Герцог принял Манфреда в своём кабинете. Одет Эбергард по обыкновению со вкусом, но не вычурно. Не любит пускать пыль в глаза. С его-то репутацией это и ни к чему. Герцог внушает трепет. Когда он говорит, все слушают. Когда молчит, все хотят знать, о чём он думает. Его пристальный взгляд не каждый выдержит. Слово герцога – сталь, убьёт любого. Его не обдурить витиеватой речью и не смягчить сладостной лестью. Эбергард видит суть, мысли его точны, а слова взвешены.
– Что-то случилось с Генрихом? – сразу осведомился он. Узнал? Или плащ заприметил? Или уже предупредили? Конечно, предупредили. К герцогу среди ночи кого ни попадя не пустят, если сам того не захочет.
– Нет, Ваша Светлость, – гвардеец учтиво поклонился (так он думал, на деле же невнятный кивок), и прошёл вглубь комнаты, – с принцем всё хорошо. Я здесь по его поручению, – Манфред передал грамоту. Эбергард пробежался взглядом по документу, и свернул.

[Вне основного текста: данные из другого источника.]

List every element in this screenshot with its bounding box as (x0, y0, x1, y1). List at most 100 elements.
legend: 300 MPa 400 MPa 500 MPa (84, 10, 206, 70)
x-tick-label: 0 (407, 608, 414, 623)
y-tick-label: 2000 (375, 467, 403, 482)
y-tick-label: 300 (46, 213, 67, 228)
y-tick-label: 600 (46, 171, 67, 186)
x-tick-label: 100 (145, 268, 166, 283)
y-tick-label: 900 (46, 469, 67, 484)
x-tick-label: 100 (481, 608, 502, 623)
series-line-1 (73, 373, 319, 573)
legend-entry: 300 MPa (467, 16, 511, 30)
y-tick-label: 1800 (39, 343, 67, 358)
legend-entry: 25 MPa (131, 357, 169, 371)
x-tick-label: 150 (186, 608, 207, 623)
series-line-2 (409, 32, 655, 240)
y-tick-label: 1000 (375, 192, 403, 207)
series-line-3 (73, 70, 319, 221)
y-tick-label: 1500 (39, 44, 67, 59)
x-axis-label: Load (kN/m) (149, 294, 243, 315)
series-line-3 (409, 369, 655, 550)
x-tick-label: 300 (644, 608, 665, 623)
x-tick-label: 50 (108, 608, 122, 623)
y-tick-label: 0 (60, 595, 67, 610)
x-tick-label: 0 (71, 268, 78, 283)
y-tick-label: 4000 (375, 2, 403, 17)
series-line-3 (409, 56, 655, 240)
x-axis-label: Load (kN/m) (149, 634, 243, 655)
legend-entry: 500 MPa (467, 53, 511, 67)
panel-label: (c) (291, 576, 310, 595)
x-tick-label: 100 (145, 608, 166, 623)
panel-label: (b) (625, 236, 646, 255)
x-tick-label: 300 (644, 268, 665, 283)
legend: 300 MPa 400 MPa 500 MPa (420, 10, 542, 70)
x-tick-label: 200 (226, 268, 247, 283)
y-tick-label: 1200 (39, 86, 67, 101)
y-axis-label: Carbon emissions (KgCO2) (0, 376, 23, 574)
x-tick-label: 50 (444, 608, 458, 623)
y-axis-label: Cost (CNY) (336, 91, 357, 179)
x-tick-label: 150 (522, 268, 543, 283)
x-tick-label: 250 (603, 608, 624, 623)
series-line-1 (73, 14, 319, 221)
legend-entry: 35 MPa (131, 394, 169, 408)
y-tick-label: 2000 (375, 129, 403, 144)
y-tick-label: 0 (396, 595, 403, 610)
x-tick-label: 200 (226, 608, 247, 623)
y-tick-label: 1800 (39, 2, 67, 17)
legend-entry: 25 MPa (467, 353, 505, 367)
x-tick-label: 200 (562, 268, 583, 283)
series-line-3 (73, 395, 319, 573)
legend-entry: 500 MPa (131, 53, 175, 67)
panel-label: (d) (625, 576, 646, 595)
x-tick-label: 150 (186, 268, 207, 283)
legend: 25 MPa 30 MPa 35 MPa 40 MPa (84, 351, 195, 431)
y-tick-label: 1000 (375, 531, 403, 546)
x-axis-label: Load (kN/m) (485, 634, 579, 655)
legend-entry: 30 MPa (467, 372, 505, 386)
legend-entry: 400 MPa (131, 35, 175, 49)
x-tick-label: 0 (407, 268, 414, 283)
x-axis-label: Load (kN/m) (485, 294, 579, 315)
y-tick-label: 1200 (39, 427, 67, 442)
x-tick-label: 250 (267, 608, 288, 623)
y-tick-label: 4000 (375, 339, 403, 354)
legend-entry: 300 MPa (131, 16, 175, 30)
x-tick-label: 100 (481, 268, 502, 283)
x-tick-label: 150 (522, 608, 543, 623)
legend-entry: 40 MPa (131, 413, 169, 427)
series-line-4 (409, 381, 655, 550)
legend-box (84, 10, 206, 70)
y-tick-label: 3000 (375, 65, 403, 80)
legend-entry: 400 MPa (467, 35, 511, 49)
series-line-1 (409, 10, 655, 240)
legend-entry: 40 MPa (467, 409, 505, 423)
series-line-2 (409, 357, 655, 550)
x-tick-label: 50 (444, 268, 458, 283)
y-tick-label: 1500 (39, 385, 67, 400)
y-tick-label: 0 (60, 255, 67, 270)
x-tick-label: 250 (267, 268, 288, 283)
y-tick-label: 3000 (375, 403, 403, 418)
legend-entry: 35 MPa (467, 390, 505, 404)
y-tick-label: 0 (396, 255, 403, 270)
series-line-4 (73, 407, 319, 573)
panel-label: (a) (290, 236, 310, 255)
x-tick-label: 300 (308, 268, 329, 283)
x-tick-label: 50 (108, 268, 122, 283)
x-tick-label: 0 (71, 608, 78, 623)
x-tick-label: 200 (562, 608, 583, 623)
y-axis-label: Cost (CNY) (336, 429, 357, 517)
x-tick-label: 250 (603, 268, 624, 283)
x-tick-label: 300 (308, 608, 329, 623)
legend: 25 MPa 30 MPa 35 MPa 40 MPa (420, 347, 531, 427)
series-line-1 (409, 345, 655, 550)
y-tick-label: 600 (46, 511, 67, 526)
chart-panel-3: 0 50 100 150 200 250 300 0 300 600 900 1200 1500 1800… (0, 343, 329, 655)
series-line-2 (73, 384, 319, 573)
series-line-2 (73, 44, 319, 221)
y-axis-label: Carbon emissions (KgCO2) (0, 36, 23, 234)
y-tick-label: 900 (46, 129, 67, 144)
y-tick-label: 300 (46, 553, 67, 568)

Герцог ведёт дела за большим столом. Таким большим, что уместятся трое, однако он и сам удачно его захламил. Груда бумаг, грамот и даже карта королевства. Один угол – где на северо-востоке Марка Биллунгов упирается в земли Славян – держит масляная лампа. Другой – на котором Бавария граничит с венграми на юго-востоке – какая-то шкатулка. Должно быть, в ней письменные принадлежности, сургуч, печать, ленты, бечёвка. На северо-западе Лотарингию прижимает к столу том сводов королевских законов, а на юго-западе, на изодранном краю карты, в Бургундию воткнут нож. Последняя, к слову, нанесена довольно детально, будто уже часть королевства.